Thursday morning, the Conference Board released its report on leading economic indicators in the month of January, showing that its leading indicators index unexpectedly showed a notable increase compared to the previous month.

The report showed that the leading indicators index rose 0.4 percent in January following a revised 0.2 percent increase in the previous month. Economists had expected the index to come in unchanged compared to the 0.3 percent increase originally reported for December.

While the leading indicators index rose for the second consecutive month, the Conference Board noted that the November and December values were revised down as new data for manufacturers' new orders became available.

The bigger than expected increase by the index in January reflected positive contributions from real money supply, the interest rate spread, consumer expectations, manufacturers' new orders for non-defense capital goods, and manufacturers' new orders for consumer goods and materials.

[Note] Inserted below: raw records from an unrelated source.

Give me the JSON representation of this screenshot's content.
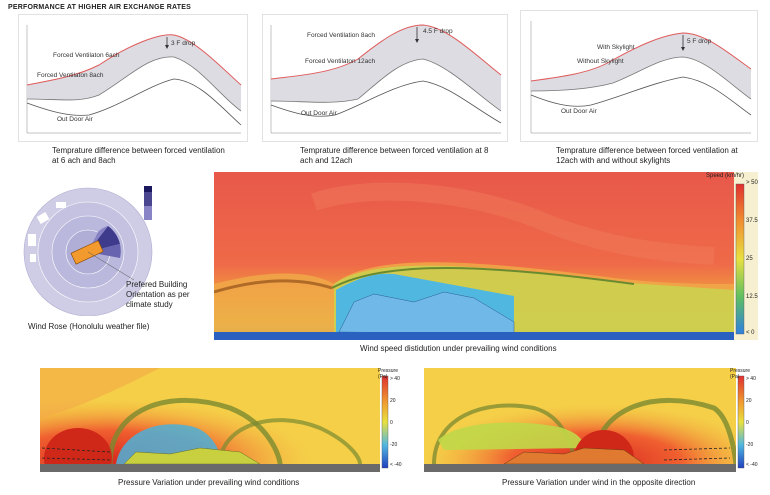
{
  "page_title": "PERFORMANCE AT HIGHER AIR EXCHANGE RATES",
  "graphs": [
    {
      "caption": "Temprature difference between forced ventilation at 6 ach and 8ach",
      "upper_label": "Forced Ventilaton 6ach",
      "lower_label": "Forced Ventilaton 8ach",
      "outdoor_label": "Out Door Air",
      "drop_label": "3 F drop"
    },
    {
      "caption": "Temprature difference between forced ventilation at 8 ach and 12ach",
      "upper_label": "Forced Ventilation 8ach",
      "lower_label": "Forced Ventilaton 12ach",
      "outdoor_label": "Out Door Air",
      "drop_label": "4.5 F drop"
    },
    {
      "caption": "Temprature difference between forced ventilation at 12ach with and without skylights",
      "upper_label": "With Skylight",
      "lower_label": "Without Skylight",
      "outdoor_label": "Out Door Air",
      "drop_label": "5 F drop"
    }
  ],
  "wind_rose": {
    "caption": "Wind Rose (Honolulu weather file)",
    "orientation_note": "Prefered Building Orientation as per climate study"
  },
  "wind_speed": {
    "caption": "Wind speed distidution under prevailing wind conditions",
    "scale_title": "Speed (km/hr)",
    "ticks": [
      "> 50",
      "37.5",
      "25",
      "12.5",
      "< 0"
    ]
  },
  "pressure_left": {
    "caption": "Pressure Variation under prevailing wind conditions",
    "scale_title": "Pressure (Pa)",
    "ticks": [
      "> 40",
      "20",
      "0",
      "-20",
      "< -40"
    ]
  },
  "pressure_right": {
    "caption": "Pressure Variation under wind in the opposite direction",
    "scale_title": "Pressure (Pa)",
    "ticks": [
      "> 40",
      "20",
      "0",
      "-20",
      "< -40"
    ]
  },
  "colors": {
    "hot": "#e8443a",
    "warm": "#f2a13c",
    "neutral": "#e6e85a",
    "cool": "#4aa8e0",
    "rose": "#b8b6dc",
    "band": "#d8d8e0"
  }
}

At the same time, the increase was partly offset by negative contributions from average weekly jobless claims, building permits, average weekly manufacturing hours, stock prices, and the index of supplier deliveries.

The Conference Board noted that the leading indicators index decreased 1.9 percent during the six-month span through January, with only three out of ten components advancing.

The report also showed that the coincident economic index decreased by 0.5 percent for the third consecutive month, reflecting negative contributions from industrial production and non-farm payroll employment.

Additionally, the lagging economic index edged down 0.1 percent in January following a revised decrease of 0.2 percent in December.

Negative contributions from the average prime rate charged by banks, the change in unit labor costs, commercial and industrial loans outstanding, and the average duration of unemployment contributed to the modest decrease by the lagging index.